When she got rid of the MRSA the second time, we got her into a nursing home, where, surprisingly, she never got MRSA again.

harrigran Wed 27-Aug-14 12:34:07

I share durhamjen's concern, having seen some inexcusable lack of hygiene in a local hospital. I once visited a relative and there were dirty dressings left on a bed table, I took them to the nurses station and put them into the hands of the sister, her look of horror spoke volumes.

durhamjen Wed 27-Aug-14 12:36:29

I would have loved to have seen that, harrigran. Hope you washed and disinfected your hands afterwards.

durhamjen Wed 27-Aug-14 12:38:27

Haven't seen any reaction to my link about the 120 health workers who have died from Ebola.

Galen Wed 27-Aug-14 13:02:14

At least one of them was elderly.

durhamjen Wed 27-Aug-14 13:32:44

Now off to visit my elderly mother in law in her nursing home and find out which infection she has got this week. Last week it was a urine infection which put her in hospital for a day.

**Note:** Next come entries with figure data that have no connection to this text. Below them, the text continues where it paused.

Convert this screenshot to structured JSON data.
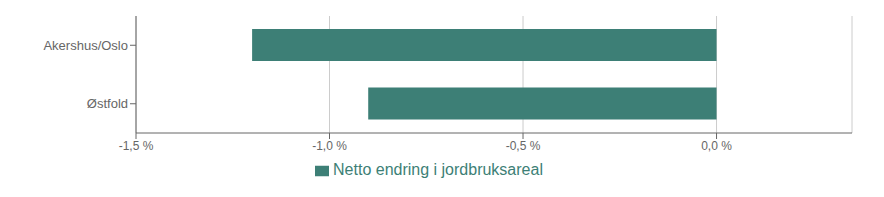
{
  "chart_data": {
    "type": "bar",
    "orientation": "horizontal",
    "categories": [
      "Akershus/Oslo",
      "Østfold"
    ],
    "series": [
      {
        "name": "Netto endring i jordbruksareal",
        "color": "#3d7f76",
        "values": [
          -1.2,
          -0.9
        ]
      }
    ],
    "xlim": [
      -1.5,
      0.35
    ],
    "xticks": [
      {
        "value": -1.5,
        "label": "-1,5 %"
      },
      {
        "value": -1.0,
        "label": "-1,0 %"
      },
      {
        "value": -0.5,
        "label": "-0,5 %"
      },
      {
        "value": 0.0,
        "label": "0,0 %"
      }
    ],
    "grid": true,
    "legend": "bottom"
  }
}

The month before she had c-difficile.

Still 120 health workers fewer, whatever age they were, Galen.
And the company making it has no more ZMapp in stock to treat Ebola patients.

Agus Wed 27-Aug-14 14:38:32

What? You posted your mother's experience, I posted my experience as I stated, within two large city hospitals!!

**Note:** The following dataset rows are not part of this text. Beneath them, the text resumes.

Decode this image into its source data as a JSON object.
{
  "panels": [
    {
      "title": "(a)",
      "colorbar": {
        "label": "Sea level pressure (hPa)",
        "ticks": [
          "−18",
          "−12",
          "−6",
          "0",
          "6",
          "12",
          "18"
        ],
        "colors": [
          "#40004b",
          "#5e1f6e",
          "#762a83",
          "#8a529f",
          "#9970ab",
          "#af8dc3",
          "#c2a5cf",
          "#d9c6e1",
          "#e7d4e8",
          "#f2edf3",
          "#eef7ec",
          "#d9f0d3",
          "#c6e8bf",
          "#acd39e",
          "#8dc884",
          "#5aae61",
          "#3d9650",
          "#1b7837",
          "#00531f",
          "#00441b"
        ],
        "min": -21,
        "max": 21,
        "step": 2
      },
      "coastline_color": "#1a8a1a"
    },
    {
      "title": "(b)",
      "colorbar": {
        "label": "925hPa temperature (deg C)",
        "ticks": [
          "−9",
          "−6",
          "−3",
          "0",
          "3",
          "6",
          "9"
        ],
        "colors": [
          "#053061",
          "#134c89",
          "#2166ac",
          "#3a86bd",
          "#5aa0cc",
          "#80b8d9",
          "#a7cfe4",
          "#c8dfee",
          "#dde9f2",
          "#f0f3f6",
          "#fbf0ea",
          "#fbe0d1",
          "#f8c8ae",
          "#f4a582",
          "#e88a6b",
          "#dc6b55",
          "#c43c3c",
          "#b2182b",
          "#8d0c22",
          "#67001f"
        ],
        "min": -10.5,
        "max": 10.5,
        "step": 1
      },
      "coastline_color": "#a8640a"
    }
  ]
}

If you think for a minute that I was even implying your mother was a lair jen, that, is in your head only!

All hospitals are different. I worked in a cottage hospital and also in city hospitals and as Galen recounted, mixed diseases occurred on the same wards in small provincial hospitals


HollyDaze Wed 27-Aug-14 15:41:27

We saw nurses going out of her room to deal with other patients without washing their hands.

It isn't just the nurses. When I was in hospital 3 years ago (and had a clear view of the nurses station at the reception area to the ward), I saw one nurse direct a doctor to the hand washing basins (he had been about to walk into one of the side wards) and made him wash his hands. He was about to walk off again and she made him put his hands inside some contraption which shone a light on his hands - she made him wash his hands again. Whatever it was that that light revealed, she had no intention of letting him into any of the wards until his hands were clean enough. When it comes to the spread of infection, my guess is that most of it occurs with the medical teams.